The significance of these events is directly felt in the economy through the decline in the rate of potential foreign investors in the country.


Moving on from the negatives, we will look into the events in the financial sector. Top on the list is the Finance Act which was signed into law on 31 December 2020 with an effective date of 1 January 2021. The Act highlights several adjustments in Tax and legislation, Personal Income Tax Act, Value Added Tax Act, Nigeria Export Processing Zone Act, Oil and Gas Export Free Zone Act, Federal Inland Revenue Service (Establishment) Act and many others. This Act further makes provision for ease of doing business in Nigeria and managing tax compliance policies.

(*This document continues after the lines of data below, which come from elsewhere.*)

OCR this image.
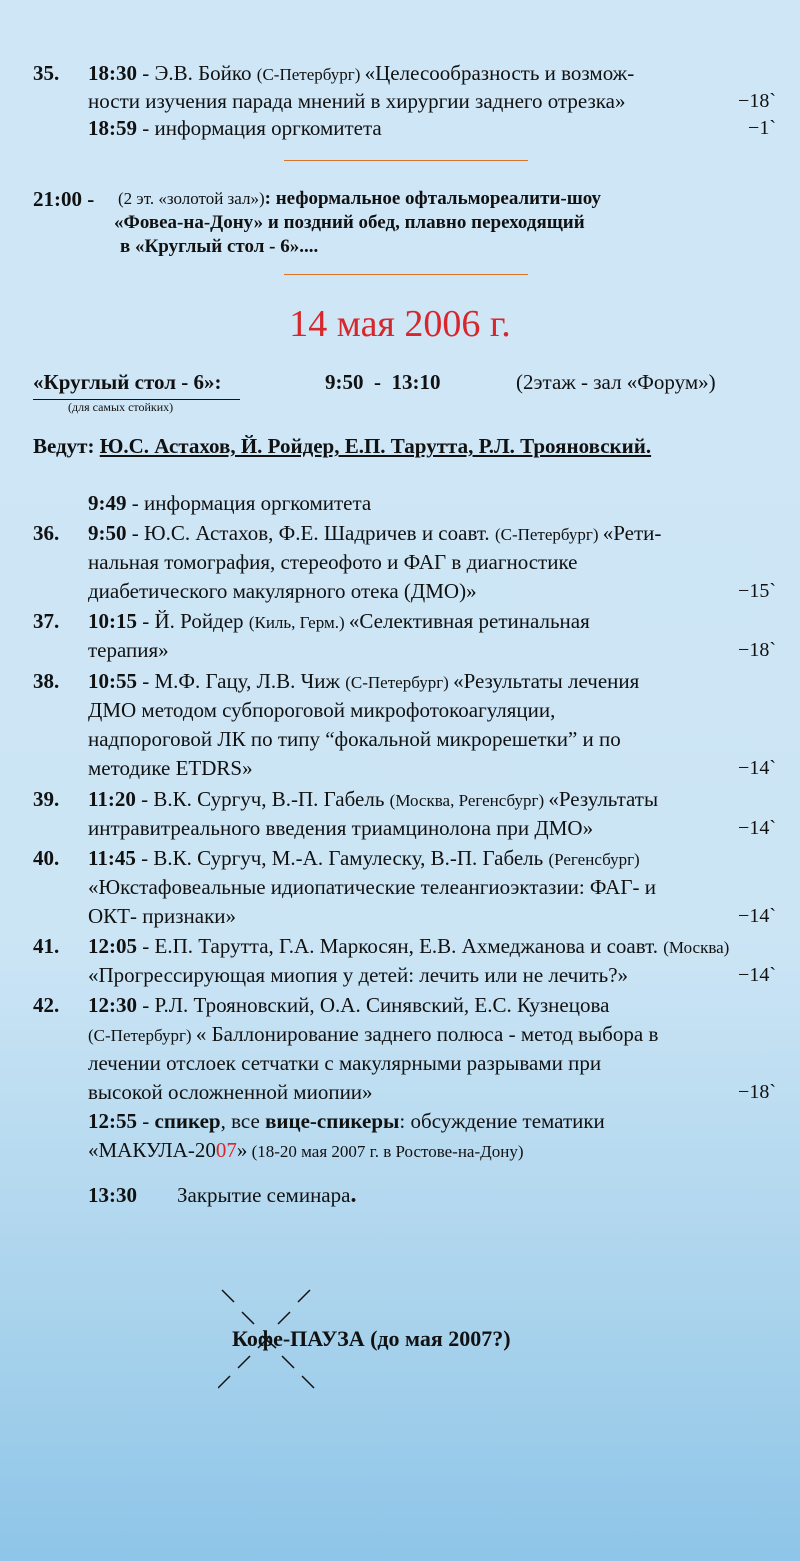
35. 18:30 - Э.В. Бойко (С-Петербург) «Целесообразность и возмож-
ности изучения парада мнений в хирургии заднего отрезка»	−18`
18:59 - информация оргкомитета	−1`
21:00 - (2 эт. «золотой зал»): неформальное офтальмореалити-шоу
«Фовеа-на-Дону» и поздний обед, плавно переходящий
в «Круглый стол - 6»....
14 мая 2006 г.
«Круглый стол - 6»:
(для самых стойких)
9:50  -  13:10	(2этаж - зал «Форум»)
Ведут: Ю.С. Астахов, Й. Ройдер, Е.П. Тарутта, Р.Л. Трояновский.
9:49 - информация оргкомитета
36. 9:50 - Ю.С. Астахов, Ф.Е. Шадричев и соавт. (С-Петербург) «Рети-
нальная томография, стереофото и ФАГ в диагностике
диабетического макулярного отека (ДМО)»	−15`
37. 10:15 - Й. Ройдер (Киль, Герм.) «Селективная ретинальная
терапия»	−18`
38. 10:55 - М.Ф. Гацу, Л.В. Чиж (С-Петербург) «Результаты лечения
ДМО методом субпороговой микрофотокоагуляции,
надпороговой ЛК по типу “фокальной микрорешетки” и по
методике ETDRS»	−14`
39. 11:20 - В.К. Сургуч, В.-П. Габель (Москва, Регенсбург) «Результаты
интравитреального введения триамцинолона при ДМО»	−14`
40. 11:45 - В.К. Сургуч, М.-А. Гамулеску, В.-П. Габель (Регенсбург)
«Юкстафовеальные идиопатические телеангиоэктазии: ФАГ- и
ОКТ- признаки»	−14`
41. 12:05 - Е.П. Тарутта, Г.А. Маркосян, Е.В. Ахмеджанова и соавт. (Москва)
«Прогрессирующая миопия у детей: лечить или не лечить?»	−14`
42. 12:30 - Р.Л. Трояновский, О.А. Синявский, Е.С. Кузнецова
(С-Петербург) « Баллонирование заднего полюса - метод выбора в
лечении отслоек сетчатки с макулярными разрывами при
высокой осложненной миопии»	−18`
12:55 - спикер, все вице-спикеры: обсуждение тематики
«МАКУЛА-2007» (18-20 мая 2007 г. в Ростове-на-Дону)
13:30 Закрытие семинара.
Кофе-ПАУЗА (до мая 2007?)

On 5 March 2021, the Central bank of Nigeria, released a circular introducing the “Naira 4 Dollar Scheme”. The significance of the scheme is the incentive of N5 for every dollar remitted by Nigerians living in the diaspora. This is a short-term objective aimed at improving the inflow of foreign reserves of the country as the scheme is valid until 8 May 2021.


Finally, but not least, is the new allocation of Covid-19 vaccines. Since the beginning of March, the Government has made conscious efforts to import vaccines into the country and this represents a ray of hope to the Nigerian front line and older population to whom it is first aimed at. However, this will not be sufficient if considering that the median age of the country is 18.4 years.


In summary, the journey to recovery is still slow in the country and some of these first-quarter highlights will persist in the coming quarters.